Credulous soul that I am, it never occurred to me that this might be a hoax. The comments about perfect composition don’t persuade me, because of the account given by the photographer:
A well-composed shot is not as remarkable if it’s random amongst hundreds and hundreds of crappy shots.
In any event, as you say, the hypothetical doesn’t depend on the story being true…
This is what I’m thinking. Obviously it could immediately be written off as a hoax if the story was “The monkey picked up the camera and snapped off 3 perfectly focused and framed shots,” but a handful of brilliant but purely coincidental shots among hundreds is a pretty plausible story. It’s not necessarily true, but it’s most definitely not “1000 monkeys at 1000 typewriters producing Hamlet.”
The fact that Slater is in one of these supposed shots taken by a monkey isn’t unbelievable?

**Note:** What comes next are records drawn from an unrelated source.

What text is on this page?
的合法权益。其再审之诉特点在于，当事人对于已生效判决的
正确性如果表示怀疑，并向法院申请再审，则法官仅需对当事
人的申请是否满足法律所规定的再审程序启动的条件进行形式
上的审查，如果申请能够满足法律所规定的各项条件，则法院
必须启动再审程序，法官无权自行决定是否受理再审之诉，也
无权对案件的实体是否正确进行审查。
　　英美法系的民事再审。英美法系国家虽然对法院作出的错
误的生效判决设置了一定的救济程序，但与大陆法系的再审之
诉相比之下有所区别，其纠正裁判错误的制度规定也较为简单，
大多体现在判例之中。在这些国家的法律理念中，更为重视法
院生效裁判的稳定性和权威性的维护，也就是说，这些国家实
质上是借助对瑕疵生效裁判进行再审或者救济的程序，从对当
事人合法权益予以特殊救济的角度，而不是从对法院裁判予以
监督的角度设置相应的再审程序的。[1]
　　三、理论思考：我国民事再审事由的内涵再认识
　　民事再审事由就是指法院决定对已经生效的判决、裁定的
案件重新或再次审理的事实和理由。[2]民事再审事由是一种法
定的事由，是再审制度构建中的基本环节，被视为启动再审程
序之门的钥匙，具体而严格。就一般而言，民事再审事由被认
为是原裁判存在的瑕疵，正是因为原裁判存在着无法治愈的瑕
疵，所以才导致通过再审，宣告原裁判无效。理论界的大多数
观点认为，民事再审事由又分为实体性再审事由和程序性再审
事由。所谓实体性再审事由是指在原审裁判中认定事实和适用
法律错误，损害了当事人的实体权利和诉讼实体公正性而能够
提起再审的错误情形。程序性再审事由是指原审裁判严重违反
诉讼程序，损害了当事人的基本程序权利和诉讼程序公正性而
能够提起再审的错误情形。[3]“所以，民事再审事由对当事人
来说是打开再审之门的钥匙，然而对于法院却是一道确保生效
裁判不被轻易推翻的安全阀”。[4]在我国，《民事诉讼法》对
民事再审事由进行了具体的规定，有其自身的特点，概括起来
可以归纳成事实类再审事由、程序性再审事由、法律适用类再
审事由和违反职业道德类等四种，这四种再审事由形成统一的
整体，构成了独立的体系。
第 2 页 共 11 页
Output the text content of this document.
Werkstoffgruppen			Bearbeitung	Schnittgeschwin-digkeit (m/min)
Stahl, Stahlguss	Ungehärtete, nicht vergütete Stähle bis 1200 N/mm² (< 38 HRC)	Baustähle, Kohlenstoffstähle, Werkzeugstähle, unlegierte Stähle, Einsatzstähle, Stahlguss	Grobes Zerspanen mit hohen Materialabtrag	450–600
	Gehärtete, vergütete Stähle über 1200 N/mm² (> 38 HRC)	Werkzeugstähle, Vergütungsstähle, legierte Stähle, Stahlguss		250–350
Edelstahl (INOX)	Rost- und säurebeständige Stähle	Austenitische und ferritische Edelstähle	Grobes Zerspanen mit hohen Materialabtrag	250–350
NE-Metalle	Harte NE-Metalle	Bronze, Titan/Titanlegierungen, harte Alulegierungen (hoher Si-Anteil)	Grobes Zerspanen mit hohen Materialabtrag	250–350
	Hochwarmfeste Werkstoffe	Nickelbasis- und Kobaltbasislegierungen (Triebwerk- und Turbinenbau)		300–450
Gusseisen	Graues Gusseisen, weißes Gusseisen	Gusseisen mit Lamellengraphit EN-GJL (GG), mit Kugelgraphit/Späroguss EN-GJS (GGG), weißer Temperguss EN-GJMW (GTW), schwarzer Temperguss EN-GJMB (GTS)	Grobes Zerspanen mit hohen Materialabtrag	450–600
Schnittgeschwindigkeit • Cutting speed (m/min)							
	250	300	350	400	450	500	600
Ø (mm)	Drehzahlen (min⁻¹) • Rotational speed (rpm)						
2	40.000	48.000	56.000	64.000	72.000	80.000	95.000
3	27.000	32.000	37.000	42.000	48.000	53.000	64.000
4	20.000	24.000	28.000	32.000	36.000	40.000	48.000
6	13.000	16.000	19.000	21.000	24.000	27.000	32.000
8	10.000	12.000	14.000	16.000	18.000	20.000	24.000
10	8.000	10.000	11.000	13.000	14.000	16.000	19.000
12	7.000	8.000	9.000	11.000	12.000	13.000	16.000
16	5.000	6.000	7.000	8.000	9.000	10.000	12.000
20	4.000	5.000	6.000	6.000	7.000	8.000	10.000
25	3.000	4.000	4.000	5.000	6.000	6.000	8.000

I have a hard time imagining a photographer coming upon a wild animal playing with his expensive equipment and, rather than trying to save his equipment, figuring he’ll play along and pose for the monkey who’s using his camera to take pictures.
As for the hundreds of pictures being taken, are we supposed to believe the monkeys figured out how to reload the camera?
That’s true in the human world, but among the macaques the issue might drag through their courts for years, with plenty of opportunity for objections and feces-throwing.
Well, maybe that part’s also true in the human world.
Anyhoo, if the macaques were intrigued by the camera’s clicking sounds and did indeed take hundreds of pictures, I can buy that these three shots were in the mix, and indeed might have been the only three shots of any value.